To fix this, we need the use of pointers, as explained in chapter 4. In Java, every object is passed by reference, meaning it points to the same value and changes will be persistent. As expected, In Java (and in pretty much any other programming langauge) this is not the case for primitives:

public static void increase(int i) {
    i++;
}
public static void main(String[] args) {
    int i = 5;
    increase(i);
    System.out.println("i is " + i);    // still 5
}

Use of header Files

The #include statements ensure the correct inclusion of functions in your program. Large programs consist of multiple C (source) and H (header) files that are glued together with compiling and linking. A header file contains function definitions, the declarations are in the source files:

// person.h

struct Person {
    int age;
}
int is_old(struct Person p);

With the following source file:

// person.c

#include <stdio.h>
#include "person.h"

int is_old(struct Person p) {
    return p.age > 60;
}

int main() {
    struct Person jaak;
    jaak.age = 10;

    return 0;
}

The main function works as a bootstrapper and is never placed in a header file. Note the difference between brackets <> and brackets "" at include: that is the difference between system includes and own includes (use relative paths!).

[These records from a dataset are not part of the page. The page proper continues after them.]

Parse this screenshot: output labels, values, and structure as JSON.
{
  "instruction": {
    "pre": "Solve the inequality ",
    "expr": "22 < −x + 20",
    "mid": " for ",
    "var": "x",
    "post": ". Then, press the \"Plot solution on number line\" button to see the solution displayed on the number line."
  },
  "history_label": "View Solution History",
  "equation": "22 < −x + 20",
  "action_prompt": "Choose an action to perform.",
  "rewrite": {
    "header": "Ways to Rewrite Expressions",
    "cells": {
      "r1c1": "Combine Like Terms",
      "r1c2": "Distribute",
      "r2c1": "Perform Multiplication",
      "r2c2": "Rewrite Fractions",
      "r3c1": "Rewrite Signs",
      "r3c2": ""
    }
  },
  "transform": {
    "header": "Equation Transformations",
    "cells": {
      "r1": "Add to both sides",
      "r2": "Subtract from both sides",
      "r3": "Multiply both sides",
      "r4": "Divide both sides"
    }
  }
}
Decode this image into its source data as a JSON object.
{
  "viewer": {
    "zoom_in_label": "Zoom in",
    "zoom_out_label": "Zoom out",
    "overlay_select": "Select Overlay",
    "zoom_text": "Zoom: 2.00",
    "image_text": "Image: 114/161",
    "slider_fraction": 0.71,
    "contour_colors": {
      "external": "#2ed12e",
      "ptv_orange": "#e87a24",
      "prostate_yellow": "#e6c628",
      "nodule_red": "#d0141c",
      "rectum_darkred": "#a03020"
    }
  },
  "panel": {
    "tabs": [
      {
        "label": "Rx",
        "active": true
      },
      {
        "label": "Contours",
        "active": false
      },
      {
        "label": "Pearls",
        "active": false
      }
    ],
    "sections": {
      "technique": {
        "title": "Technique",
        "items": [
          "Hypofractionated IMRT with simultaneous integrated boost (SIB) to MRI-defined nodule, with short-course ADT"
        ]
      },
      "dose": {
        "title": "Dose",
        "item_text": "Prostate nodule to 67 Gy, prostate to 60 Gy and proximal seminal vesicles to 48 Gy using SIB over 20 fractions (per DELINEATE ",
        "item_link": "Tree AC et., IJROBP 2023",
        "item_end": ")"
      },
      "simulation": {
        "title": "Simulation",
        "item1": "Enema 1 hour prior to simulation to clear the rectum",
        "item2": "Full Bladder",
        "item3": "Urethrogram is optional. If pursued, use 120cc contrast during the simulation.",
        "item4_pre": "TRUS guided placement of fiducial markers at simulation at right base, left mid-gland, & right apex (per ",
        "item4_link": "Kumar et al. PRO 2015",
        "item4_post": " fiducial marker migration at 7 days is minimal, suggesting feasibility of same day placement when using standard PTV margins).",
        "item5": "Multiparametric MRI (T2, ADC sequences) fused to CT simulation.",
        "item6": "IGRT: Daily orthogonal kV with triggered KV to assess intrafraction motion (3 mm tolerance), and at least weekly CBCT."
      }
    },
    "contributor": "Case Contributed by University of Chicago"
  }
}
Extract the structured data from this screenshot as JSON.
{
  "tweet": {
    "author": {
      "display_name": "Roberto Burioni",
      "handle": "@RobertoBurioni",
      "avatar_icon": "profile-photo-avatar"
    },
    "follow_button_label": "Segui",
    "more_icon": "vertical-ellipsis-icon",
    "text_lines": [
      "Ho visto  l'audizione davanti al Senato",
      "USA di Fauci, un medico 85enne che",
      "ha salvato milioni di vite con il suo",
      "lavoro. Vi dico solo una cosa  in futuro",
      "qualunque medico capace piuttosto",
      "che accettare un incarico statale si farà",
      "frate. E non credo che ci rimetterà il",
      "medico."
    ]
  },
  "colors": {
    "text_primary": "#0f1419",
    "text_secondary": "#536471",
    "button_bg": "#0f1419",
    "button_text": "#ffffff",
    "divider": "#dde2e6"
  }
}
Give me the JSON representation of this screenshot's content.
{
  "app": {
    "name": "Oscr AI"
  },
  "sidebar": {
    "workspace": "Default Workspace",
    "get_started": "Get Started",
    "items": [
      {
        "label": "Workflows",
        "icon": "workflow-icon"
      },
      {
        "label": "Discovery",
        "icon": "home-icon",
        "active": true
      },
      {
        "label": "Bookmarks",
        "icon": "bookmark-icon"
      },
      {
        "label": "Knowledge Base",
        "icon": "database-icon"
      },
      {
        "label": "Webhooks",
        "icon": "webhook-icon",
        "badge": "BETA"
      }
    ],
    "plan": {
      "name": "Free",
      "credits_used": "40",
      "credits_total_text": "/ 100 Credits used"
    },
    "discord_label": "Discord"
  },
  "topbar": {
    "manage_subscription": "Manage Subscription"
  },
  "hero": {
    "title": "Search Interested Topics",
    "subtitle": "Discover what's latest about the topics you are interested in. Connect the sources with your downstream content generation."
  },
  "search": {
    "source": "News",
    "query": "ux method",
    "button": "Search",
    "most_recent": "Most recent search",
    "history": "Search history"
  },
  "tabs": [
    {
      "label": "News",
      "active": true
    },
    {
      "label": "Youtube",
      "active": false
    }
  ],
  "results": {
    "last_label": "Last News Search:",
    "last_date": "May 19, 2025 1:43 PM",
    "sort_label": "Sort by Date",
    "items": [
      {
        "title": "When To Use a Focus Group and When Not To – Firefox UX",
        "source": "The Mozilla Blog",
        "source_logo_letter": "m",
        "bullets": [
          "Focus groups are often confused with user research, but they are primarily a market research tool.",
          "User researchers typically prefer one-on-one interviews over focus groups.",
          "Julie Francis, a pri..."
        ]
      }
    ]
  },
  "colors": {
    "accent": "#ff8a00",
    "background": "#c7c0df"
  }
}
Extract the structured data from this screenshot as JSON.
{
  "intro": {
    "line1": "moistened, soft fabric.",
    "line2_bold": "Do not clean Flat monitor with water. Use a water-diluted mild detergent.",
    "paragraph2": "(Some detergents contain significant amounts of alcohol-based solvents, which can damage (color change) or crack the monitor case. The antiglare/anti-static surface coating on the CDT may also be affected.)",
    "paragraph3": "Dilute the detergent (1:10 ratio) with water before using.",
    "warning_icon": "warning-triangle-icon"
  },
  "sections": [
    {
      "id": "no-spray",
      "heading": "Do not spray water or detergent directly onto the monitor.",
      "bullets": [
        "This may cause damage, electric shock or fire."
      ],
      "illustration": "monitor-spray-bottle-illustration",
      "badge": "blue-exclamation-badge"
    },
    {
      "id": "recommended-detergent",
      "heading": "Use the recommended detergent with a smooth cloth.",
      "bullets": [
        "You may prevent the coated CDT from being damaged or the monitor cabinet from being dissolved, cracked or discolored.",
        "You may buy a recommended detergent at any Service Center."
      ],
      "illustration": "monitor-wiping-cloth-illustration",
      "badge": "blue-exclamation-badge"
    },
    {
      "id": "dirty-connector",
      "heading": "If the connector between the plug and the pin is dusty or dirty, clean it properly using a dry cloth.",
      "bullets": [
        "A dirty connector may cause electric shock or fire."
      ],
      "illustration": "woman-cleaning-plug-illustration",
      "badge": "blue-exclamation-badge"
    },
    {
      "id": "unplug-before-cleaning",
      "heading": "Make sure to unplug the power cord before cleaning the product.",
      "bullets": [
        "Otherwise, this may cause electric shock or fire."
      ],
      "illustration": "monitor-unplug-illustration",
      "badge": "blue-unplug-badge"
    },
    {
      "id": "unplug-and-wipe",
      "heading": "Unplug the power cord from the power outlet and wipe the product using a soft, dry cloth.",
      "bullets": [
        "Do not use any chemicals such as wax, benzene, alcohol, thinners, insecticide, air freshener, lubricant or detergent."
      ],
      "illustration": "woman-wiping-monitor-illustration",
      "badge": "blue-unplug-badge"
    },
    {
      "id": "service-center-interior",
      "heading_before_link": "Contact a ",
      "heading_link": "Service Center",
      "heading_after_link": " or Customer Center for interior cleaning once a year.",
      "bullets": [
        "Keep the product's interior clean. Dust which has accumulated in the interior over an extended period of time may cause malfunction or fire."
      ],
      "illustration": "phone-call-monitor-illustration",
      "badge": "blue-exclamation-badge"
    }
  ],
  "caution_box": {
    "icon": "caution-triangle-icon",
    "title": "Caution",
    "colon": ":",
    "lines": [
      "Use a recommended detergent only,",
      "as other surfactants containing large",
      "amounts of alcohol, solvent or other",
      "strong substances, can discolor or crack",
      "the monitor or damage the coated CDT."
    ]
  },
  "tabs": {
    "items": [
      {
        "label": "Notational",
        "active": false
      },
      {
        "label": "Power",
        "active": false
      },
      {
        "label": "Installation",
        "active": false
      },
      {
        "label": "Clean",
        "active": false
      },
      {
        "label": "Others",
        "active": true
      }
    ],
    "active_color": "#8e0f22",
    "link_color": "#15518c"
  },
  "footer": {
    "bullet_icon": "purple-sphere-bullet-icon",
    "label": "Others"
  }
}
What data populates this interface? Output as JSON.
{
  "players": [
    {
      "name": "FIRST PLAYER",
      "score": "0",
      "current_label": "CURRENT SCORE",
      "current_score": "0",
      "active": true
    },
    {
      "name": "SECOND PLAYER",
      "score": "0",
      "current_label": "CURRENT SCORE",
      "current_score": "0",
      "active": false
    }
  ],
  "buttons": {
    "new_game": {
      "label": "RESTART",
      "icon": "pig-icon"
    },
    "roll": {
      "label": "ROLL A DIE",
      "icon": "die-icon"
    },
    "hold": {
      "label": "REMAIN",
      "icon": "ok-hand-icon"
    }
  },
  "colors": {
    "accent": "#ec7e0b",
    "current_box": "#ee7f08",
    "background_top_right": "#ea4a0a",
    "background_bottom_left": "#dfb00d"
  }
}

The reason for splitting this up is that other source files also provide access to is_old() and Person and thus the ability to reuse things.

graph LR; A{person.h} -->|source| B[person.c] B --> E[definition is_old] A{person.h} -->|source| C[facebook.c] C --> F[use struct] A{person.h} -->|source| D[twitter.c] D --> G[use struct]

If you create a separate header file and include them into the source files, there is no need to compile or link it separately. That is, gcc code.c still suffices. Only when you split up source code into separate source files, multiple output files will need to be compiled - and linked together (with one main() function present somewhere).